Да, но откуда этот стук? Стук-стук-стук - как будто палкой по голове. Откуда этот стук - из сна? Или это не сон, это явь? И надо ли ему как-то отвечать на него? Если он из сна, то, конечно, нет, не надо, и не надо даже пытаться понять, к чему он и что он означает, надо только дождаться, пока он не прекратится сам собой. Но если он не из сна, если это явь? Кто же это тогда? Хозяин? Полиция? Опять будут приставать, опять будут спрашивать у него паспорт, а где он им его возьмет? А может быть, это не хозяин и не полиция, может быть, это хозяйские дети, выдумавшие теперь новую игру - бросаться камнями и стучать к нему не в стену, а в дверь? О, Господи... Нет покоя человеку на земле. И здесь, в этой норе, ему не отсидеться и не скрыться от людей... Надо подниматься и идти открывать...
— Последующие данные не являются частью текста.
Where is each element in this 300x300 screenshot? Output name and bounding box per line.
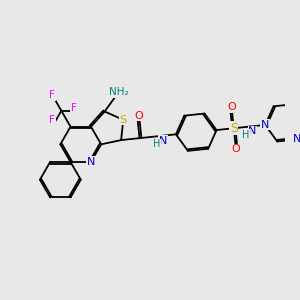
Text: F: F bbox=[50, 115, 55, 125]
Text: H: H bbox=[242, 130, 250, 140]
Text: N: N bbox=[293, 134, 300, 144]
Text: O: O bbox=[227, 102, 236, 112]
Text: O: O bbox=[135, 111, 143, 121]
Text: S: S bbox=[230, 122, 238, 135]
Text: N: N bbox=[87, 157, 95, 167]
Text: S: S bbox=[120, 115, 127, 125]
Text: F: F bbox=[50, 90, 55, 100]
Text: N: N bbox=[159, 136, 167, 146]
Text: N: N bbox=[261, 120, 269, 130]
Text: NH₂: NH₂ bbox=[109, 87, 128, 98]
Text: N: N bbox=[248, 126, 256, 136]
Text: H: H bbox=[153, 139, 160, 149]
Text: F: F bbox=[71, 103, 77, 112]
Text: O: O bbox=[232, 144, 240, 154]
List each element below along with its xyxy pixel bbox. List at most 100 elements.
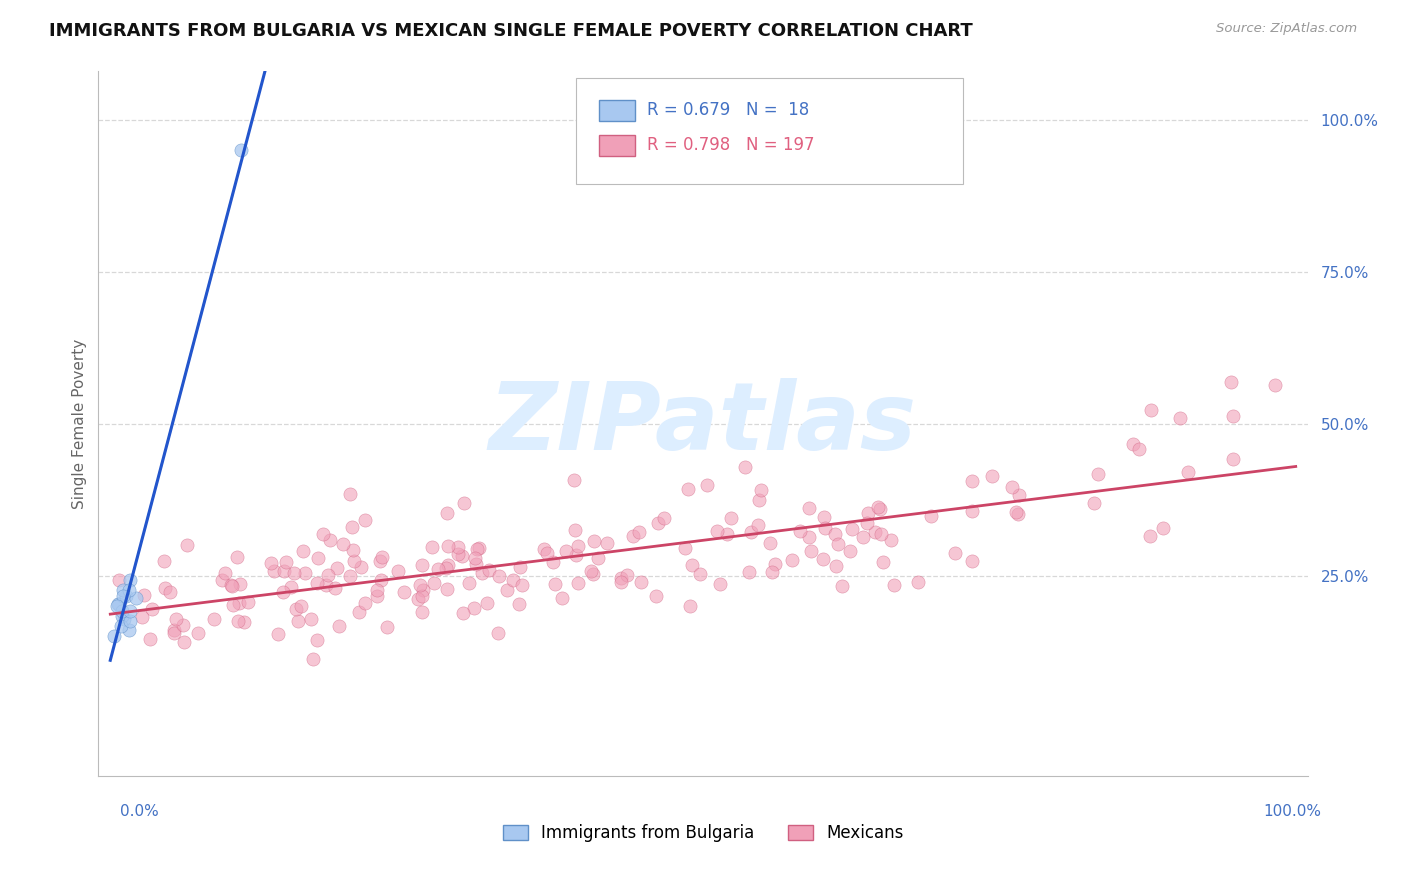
Point xyxy=(856,507,879,521)
Point xyxy=(709,576,731,591)
Point xyxy=(283,566,305,580)
Point xyxy=(214,566,236,580)
Point xyxy=(495,583,517,598)
Point xyxy=(152,554,174,568)
Point xyxy=(120,604,142,618)
Point xyxy=(447,547,470,561)
Point xyxy=(339,487,361,501)
Point xyxy=(112,612,135,626)
Point xyxy=(813,510,835,524)
Point xyxy=(354,513,377,527)
Point xyxy=(673,541,696,555)
Point xyxy=(780,552,803,566)
Point xyxy=(299,611,322,625)
Point xyxy=(508,597,530,611)
Point xyxy=(219,578,242,592)
Point xyxy=(533,542,555,557)
Point xyxy=(437,558,460,573)
Point xyxy=(681,558,703,573)
Point xyxy=(564,473,586,487)
Point xyxy=(202,612,225,626)
Point xyxy=(824,559,846,574)
Point xyxy=(920,509,942,524)
Point xyxy=(453,496,475,510)
Point xyxy=(118,623,141,637)
Point xyxy=(141,602,163,616)
Point xyxy=(222,599,245,613)
Point xyxy=(103,629,125,643)
Point xyxy=(451,549,474,563)
Point xyxy=(111,582,134,597)
Point xyxy=(342,520,364,534)
Point xyxy=(536,546,558,560)
Point xyxy=(1008,488,1031,502)
Point xyxy=(596,535,619,549)
Point xyxy=(467,541,489,555)
Point xyxy=(409,578,432,592)
Point xyxy=(285,602,308,616)
Point xyxy=(869,501,891,516)
Point xyxy=(872,555,894,569)
Point xyxy=(486,626,509,640)
Point xyxy=(420,540,443,554)
Point xyxy=(273,564,295,578)
Point xyxy=(841,522,863,536)
FancyBboxPatch shape xyxy=(599,135,636,156)
Point xyxy=(446,541,468,555)
Point xyxy=(451,606,474,620)
Point xyxy=(326,560,349,574)
Point xyxy=(1177,465,1199,479)
Point xyxy=(370,573,392,587)
Point xyxy=(315,578,337,592)
Point xyxy=(287,614,309,628)
Point xyxy=(228,576,250,591)
Point xyxy=(863,525,886,540)
Point xyxy=(960,554,983,568)
Point xyxy=(139,632,162,646)
Point xyxy=(1264,378,1286,392)
Text: R = 0.798   N = 197: R = 0.798 N = 197 xyxy=(647,136,815,154)
Point xyxy=(412,582,434,597)
Point xyxy=(696,478,718,492)
Text: R = 0.679   N =  18: R = 0.679 N = 18 xyxy=(647,101,810,120)
Point xyxy=(111,604,134,618)
Point xyxy=(488,569,510,583)
Point xyxy=(883,578,905,592)
Point xyxy=(226,549,249,564)
Point xyxy=(118,574,141,588)
Point xyxy=(132,588,155,602)
Point xyxy=(411,558,433,573)
Point xyxy=(824,527,846,541)
Point xyxy=(543,577,565,591)
Point xyxy=(307,575,329,590)
Point xyxy=(565,549,588,563)
Point xyxy=(852,530,875,544)
Point xyxy=(880,533,903,548)
Point xyxy=(747,518,769,533)
Point xyxy=(233,615,256,629)
Point xyxy=(1007,507,1029,521)
Point xyxy=(866,500,889,514)
Point xyxy=(943,546,966,560)
Point xyxy=(347,605,370,619)
Point xyxy=(564,524,586,538)
Point xyxy=(616,567,638,582)
Point xyxy=(307,551,329,566)
Point xyxy=(342,553,364,567)
Point xyxy=(678,482,700,496)
Point xyxy=(111,609,134,624)
Point xyxy=(838,544,860,558)
Point xyxy=(319,533,342,547)
Point xyxy=(478,563,501,577)
Point xyxy=(831,578,853,592)
Point xyxy=(267,627,290,641)
Point xyxy=(236,595,259,609)
Point xyxy=(366,583,388,598)
Point xyxy=(740,524,762,539)
Point xyxy=(173,634,195,648)
Point xyxy=(567,575,589,590)
Point xyxy=(814,521,837,535)
Point xyxy=(176,538,198,552)
Point xyxy=(349,560,371,574)
Point xyxy=(645,589,668,603)
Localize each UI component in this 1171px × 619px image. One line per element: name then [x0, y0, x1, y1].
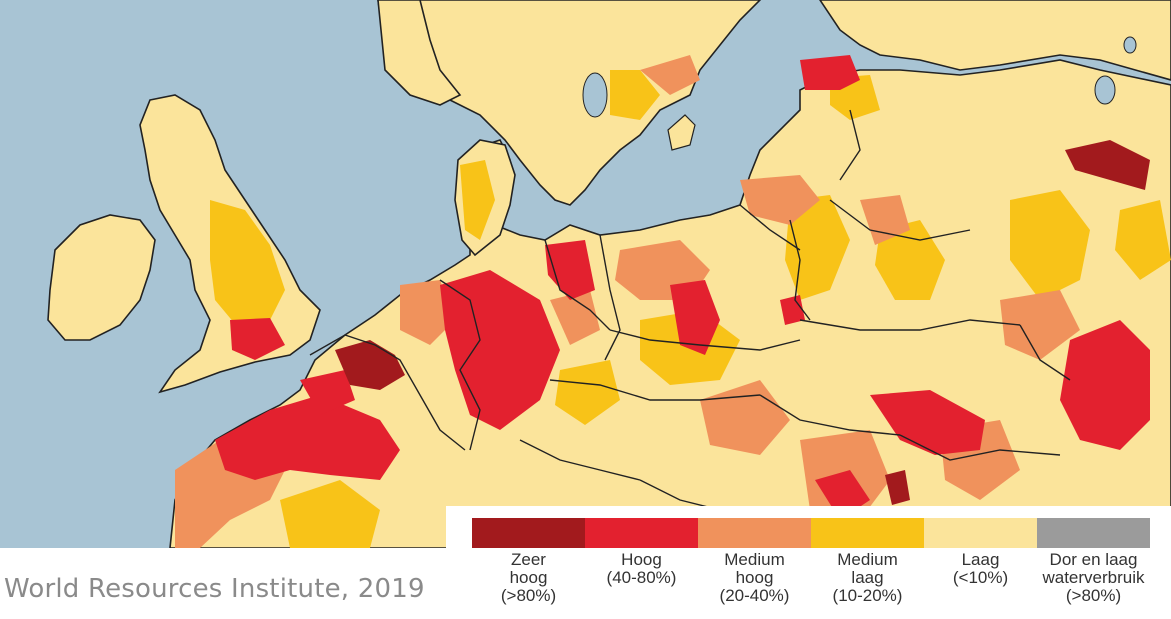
legend-labels: Zeer hoog (>80%) Hoog (40-80%) Medium hoog… — [472, 551, 1150, 605]
legend: Zeer hoog (>80%) Hoog (40-80%) Medium hoog… — [446, 506, 1171, 619]
legend-label: Laag (<10%) — [952, 550, 1009, 587]
zone-high — [215, 55, 1150, 520]
zone-medium-low — [210, 70, 1171, 548]
legend-label: Hoog (40-80%) — [606, 550, 677, 587]
legend-label: Medium laag (10-20%) — [832, 550, 903, 605]
legend-swatch — [811, 518, 924, 548]
legend-swatch — [924, 518, 1037, 548]
legend-swatch — [585, 518, 698, 548]
legend-swatch — [698, 518, 811, 548]
legend-label: Dor en laag waterverbruik (>80%) — [1042, 550, 1145, 605]
land-norway-sw — [377, 0, 462, 106]
legend-label: Medium hoog (20-40%) — [719, 550, 790, 605]
source-credit: World Resources Institute, 2019 — [4, 574, 425, 604]
water-stress-map — [0, 0, 1171, 548]
land-finland — [819, 0, 1171, 81]
legend-swatch — [1037, 518, 1150, 548]
land-ireland — [47, 214, 156, 341]
legend-swatch — [472, 518, 585, 548]
legend-color-bar — [472, 518, 1150, 548]
land-island-gotland — [667, 114, 696, 151]
country-borders — [309, 109, 1071, 511]
legend-label: Zeer hoog (>80%) — [500, 550, 557, 605]
lakes — [582, 36, 1137, 118]
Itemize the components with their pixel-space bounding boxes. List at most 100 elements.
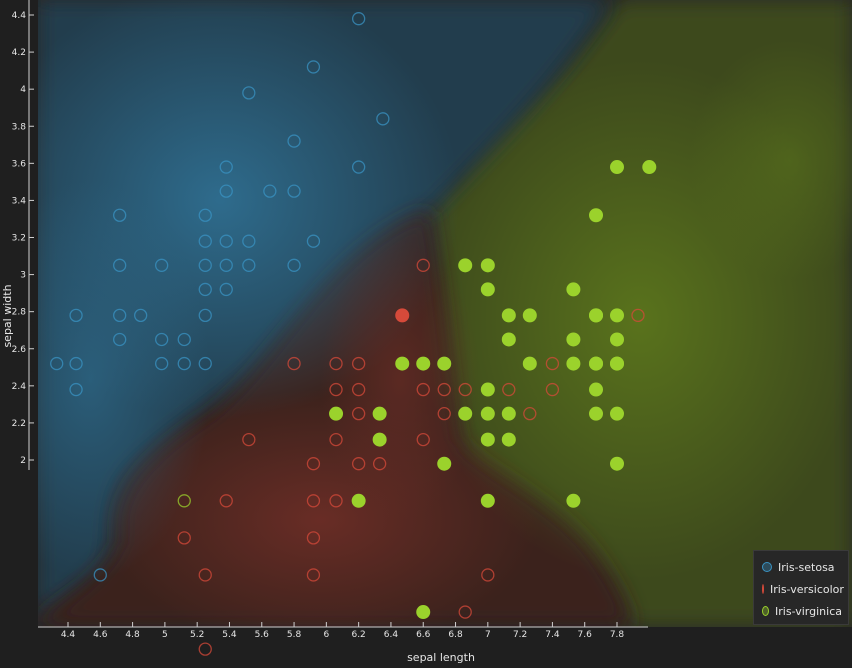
point-virginica (610, 356, 624, 371)
point-virginica (177, 494, 191, 508)
y-tick-label: 4 (20, 85, 26, 95)
legend-label-versicolor: Iris-versicolor (770, 582, 844, 596)
point-virginica (372, 432, 387, 447)
point-versicolor (502, 382, 516, 397)
point-setosa (69, 356, 83, 371)
x-tick-label: 7 (485, 630, 491, 640)
y-tick-label: 2.8 (12, 308, 27, 318)
point-versicolor (458, 382, 472, 397)
y-tick-label: 3.2 (12, 234, 26, 244)
data-points (50, 12, 657, 656)
x-tick-label: 7.8 (610, 630, 625, 640)
x-tick-label: 5.8 (287, 630, 302, 640)
point-setosa (287, 134, 301, 148)
point-versicolor (631, 308, 645, 323)
point-setosa (263, 184, 277, 198)
point-setosa (198, 308, 212, 323)
point-setosa (198, 208, 212, 222)
point-versicolor (306, 494, 321, 508)
point-setosa (351, 12, 366, 26)
point-versicolor (177, 531, 191, 545)
point-setosa (69, 308, 83, 323)
point-setosa (198, 234, 212, 248)
point-versicolor (458, 605, 472, 619)
point-virginica (501, 332, 516, 347)
point-virginica (372, 406, 387, 421)
point-setosa (219, 258, 233, 272)
glow-virginica-top (690, 40, 852, 280)
point-virginica (642, 160, 657, 175)
point-virginica (589, 308, 604, 323)
point-virginica (566, 356, 581, 371)
point-versicolor (351, 457, 366, 471)
point-versicolor (523, 406, 537, 421)
point-setosa (155, 356, 169, 371)
x-tick-label: 5.4 (222, 630, 237, 640)
probability-regions (38, 0, 852, 627)
point-setosa (242, 258, 256, 272)
point-versicolor (351, 406, 366, 421)
point-virginica (501, 432, 516, 447)
point-versicolor (306, 568, 321, 582)
x-axis-title: sepal length (407, 651, 475, 664)
point-versicolor (329, 356, 343, 371)
x-tick-label: 4.8 (125, 630, 140, 640)
point-virginica (437, 356, 452, 371)
point-virginica (522, 308, 537, 323)
x-tick-label: 6.4 (384, 630, 399, 640)
point-versicolor (351, 382, 366, 397)
point-versicolor (242, 432, 256, 447)
point-setosa (113, 208, 127, 222)
point-versicolor (198, 568, 212, 582)
point-setosa (177, 356, 191, 371)
point-setosa (134, 308, 148, 323)
point-virginica (589, 382, 604, 397)
point-setosa (219, 184, 233, 198)
point-setosa (69, 382, 83, 397)
legend-label-virginica: Iris-virginica (775, 604, 842, 618)
x-tick-label: 5.2 (190, 630, 204, 640)
x-tick-label: 4.6 (93, 630, 108, 640)
x-tick-label: 6.8 (448, 630, 463, 640)
point-versicolor (416, 432, 430, 447)
point-virginica (610, 456, 624, 471)
point-virginica (480, 493, 495, 508)
point-setosa (242, 234, 256, 248)
point-versicolor (395, 308, 410, 323)
legend-item-versicolor: Iris-versicolor (760, 578, 844, 600)
point-virginica (437, 456, 452, 471)
point-setosa (93, 568, 107, 582)
point-setosa (287, 184, 301, 198)
x-tick-label: 4.4 (61, 630, 76, 640)
point-virginica (566, 493, 581, 508)
x-tick-label: 6 (323, 630, 329, 640)
y-tick-label: 3.4 (12, 196, 27, 206)
y-tick-label: 2.4 (12, 382, 27, 392)
point-setosa (113, 332, 127, 347)
point-versicolor (329, 494, 343, 508)
point-virginica (610, 406, 624, 421)
point-virginica (329, 406, 344, 421)
point-setosa (113, 258, 127, 272)
point-virginica (501, 308, 516, 323)
point-virginica (501, 406, 516, 421)
point-setosa (242, 86, 256, 100)
point-setosa (198, 258, 212, 272)
legend-label-setosa: Iris-setosa (778, 560, 835, 574)
point-virginica (416, 605, 431, 620)
point-versicolor (306, 531, 321, 545)
y-ticks: 2 2.2 2.4 2.6 2.8 3 3.2 3.4 3.6 3.8 4 4.2 4.4 (12, 11, 34, 466)
y-tick-label: 2 (20, 456, 26, 466)
legend-item-setosa: Iris-setosa (760, 556, 842, 578)
x-ticks: 4.4 4.6 4.8 5 5.2 5.4 5.6 5.8 6 6.2 6.4 6.6 6.8 7 7.2 7… (61, 622, 625, 640)
point-versicolor (437, 382, 451, 397)
point-versicolor (416, 382, 430, 397)
point-virginica (589, 406, 604, 421)
point-versicolor (287, 356, 301, 371)
point-versicolor (329, 382, 343, 397)
point-versicolor (372, 457, 387, 471)
point-virginica (395, 356, 410, 371)
point-virginica (566, 282, 581, 297)
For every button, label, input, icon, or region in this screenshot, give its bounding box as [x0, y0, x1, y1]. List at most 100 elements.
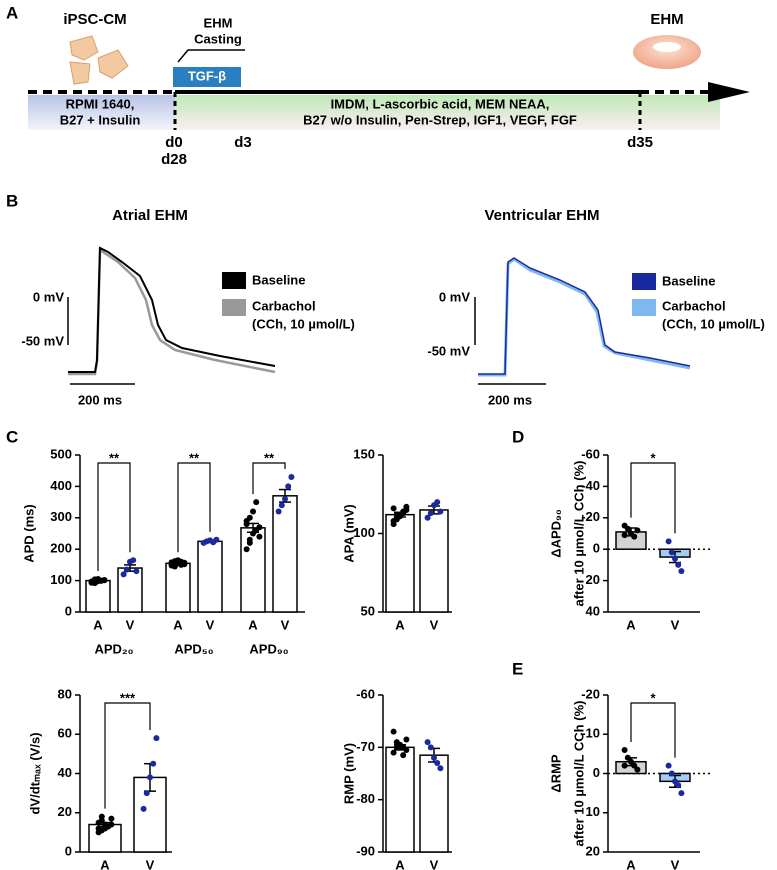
product-title: EHM	[650, 11, 683, 28]
x-tick-label: V	[206, 617, 215, 632]
x-tick-label: V	[146, 857, 155, 870]
timeline-arrow	[708, 82, 750, 102]
y-tick-label: -90	[356, 843, 375, 858]
significance-label: **	[109, 450, 120, 465]
day-label: d28	[161, 151, 187, 168]
data-point	[621, 532, 628, 539]
scale-label: 200 ms	[488, 392, 532, 407]
data-point	[91, 576, 98, 583]
data-point	[95, 825, 102, 832]
x-tick-label: A	[626, 617, 636, 632]
x-tick-label: V	[671, 857, 680, 870]
data-point	[101, 577, 108, 584]
bar	[85, 579, 111, 613]
trace-title: Ventricular EHM	[484, 207, 599, 224]
casting-label: Casting	[194, 31, 242, 46]
bar	[240, 527, 266, 613]
trace-baseline	[68, 246, 276, 373]
data-point	[390, 728, 397, 735]
data-point	[108, 815, 115, 822]
trace-carbachol	[478, 257, 691, 377]
bar	[419, 509, 449, 613]
medium-text: RPMI 1640,	[66, 96, 135, 111]
data-point	[275, 508, 282, 515]
data-point	[393, 511, 400, 518]
data-point	[665, 762, 672, 769]
data-point	[678, 568, 685, 575]
significance-bracket	[630, 702, 676, 758]
legend-swatch	[632, 299, 656, 316]
legend-label: Carbachol	[662, 298, 726, 313]
panel-letter: E	[512, 659, 523, 678]
factor-label: TGF-β	[188, 68, 226, 83]
y-tick-label: -80	[356, 791, 375, 806]
trace-baseline	[478, 257, 691, 375]
y-tick-label: 20	[58, 804, 72, 819]
medium-text: B27 w/o Insulin, Pen-Strep, IGF1, VEGF, …	[303, 112, 577, 127]
data-point	[668, 770, 675, 777]
medium-text: B27 + Insulin	[60, 112, 141, 127]
x-tick-label: A	[626, 857, 636, 870]
y-tick-label: 20	[586, 843, 600, 858]
data-point	[403, 746, 410, 753]
data-point	[390, 749, 397, 756]
y-tick-label: -70	[356, 739, 375, 754]
y-tick-label: 0	[593, 541, 600, 556]
legend-label: (CCh, 10 µmol/L)	[252, 316, 355, 331]
x-tick-label: V	[430, 857, 439, 870]
legend-label: (CCh, 10 µmol/L)	[662, 316, 765, 331]
significance-label: **	[264, 450, 275, 465]
cell-title: iPSC-CM	[63, 11, 126, 28]
data-point	[424, 739, 431, 746]
legend-label: Baseline	[252, 272, 305, 287]
data-point	[181, 559, 188, 566]
y-tick-label: 40	[586, 603, 600, 618]
y-tick-label: 200	[50, 541, 72, 556]
legend-label: Carbachol	[252, 298, 316, 313]
data-point	[98, 813, 105, 820]
y-tick-label: 0	[65, 843, 72, 858]
data-point	[675, 561, 682, 568]
significance-label: *	[650, 450, 656, 465]
data-point	[253, 499, 260, 506]
data-point	[434, 499, 441, 506]
panel-letter: C	[6, 427, 18, 446]
data-point	[133, 568, 140, 575]
x-tick-label: V	[671, 617, 680, 632]
casting-label: EHM	[204, 15, 233, 30]
y-tick-label: 50	[361, 603, 375, 618]
bar	[385, 513, 415, 613]
significance-label: **	[189, 450, 200, 465]
data-point	[675, 782, 682, 789]
group-label: APD₅₀	[174, 641, 213, 656]
y-tick-label: -60	[581, 446, 600, 461]
y-axis-label: ΔAPD₉₀	[548, 509, 563, 558]
group-label: APD₉₀	[249, 641, 288, 656]
y-axis-label: after 10 µmol/L CCh (%)	[571, 701, 586, 847]
bar	[197, 540, 223, 613]
y-tick-label: -10	[581, 726, 600, 741]
data-point	[621, 762, 628, 769]
cell-icons	[69, 35, 129, 85]
data-point	[140, 805, 147, 812]
medium-text: IMDM, L-ascorbic acid, MEM NEAA,	[331, 96, 550, 111]
factor-box	[173, 67, 241, 87]
data-point	[431, 754, 437, 761]
data-point	[403, 736, 410, 743]
data-point	[427, 744, 434, 751]
x-tick-label: A	[100, 857, 110, 870]
y-tick-label: 100	[50, 572, 72, 587]
data-point	[397, 741, 403, 748]
data-point	[434, 760, 441, 767]
data-point	[143, 790, 150, 797]
data-point	[250, 508, 256, 515]
medium-band	[175, 95, 720, 130]
day-label: d35	[627, 134, 653, 151]
panel-letter: B	[6, 191, 18, 210]
x-tick-label: V	[126, 617, 135, 632]
scale-label: -50 mV	[427, 343, 470, 358]
significance-label: ***	[120, 690, 136, 705]
data-point	[437, 765, 444, 772]
y-tick-label: 10	[586, 804, 600, 819]
ehm-ring	[633, 35, 701, 69]
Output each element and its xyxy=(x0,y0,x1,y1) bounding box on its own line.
Когда Нико, пригнув голову и придерживаясь рукой за косяк, толчком открывает скрипучую дверь своей каморки, дневной свет со двора на мгновение ослепляет его. На пороге стоят две человеческие фигуры, но против света его больные, привыкшие к полутьме глаза долго не могут разобрать их лиц. Что-то зловещее чудится ему в этих темных, занимающих весь дверной проем фигурах, и, пугаясь, он отступает назад.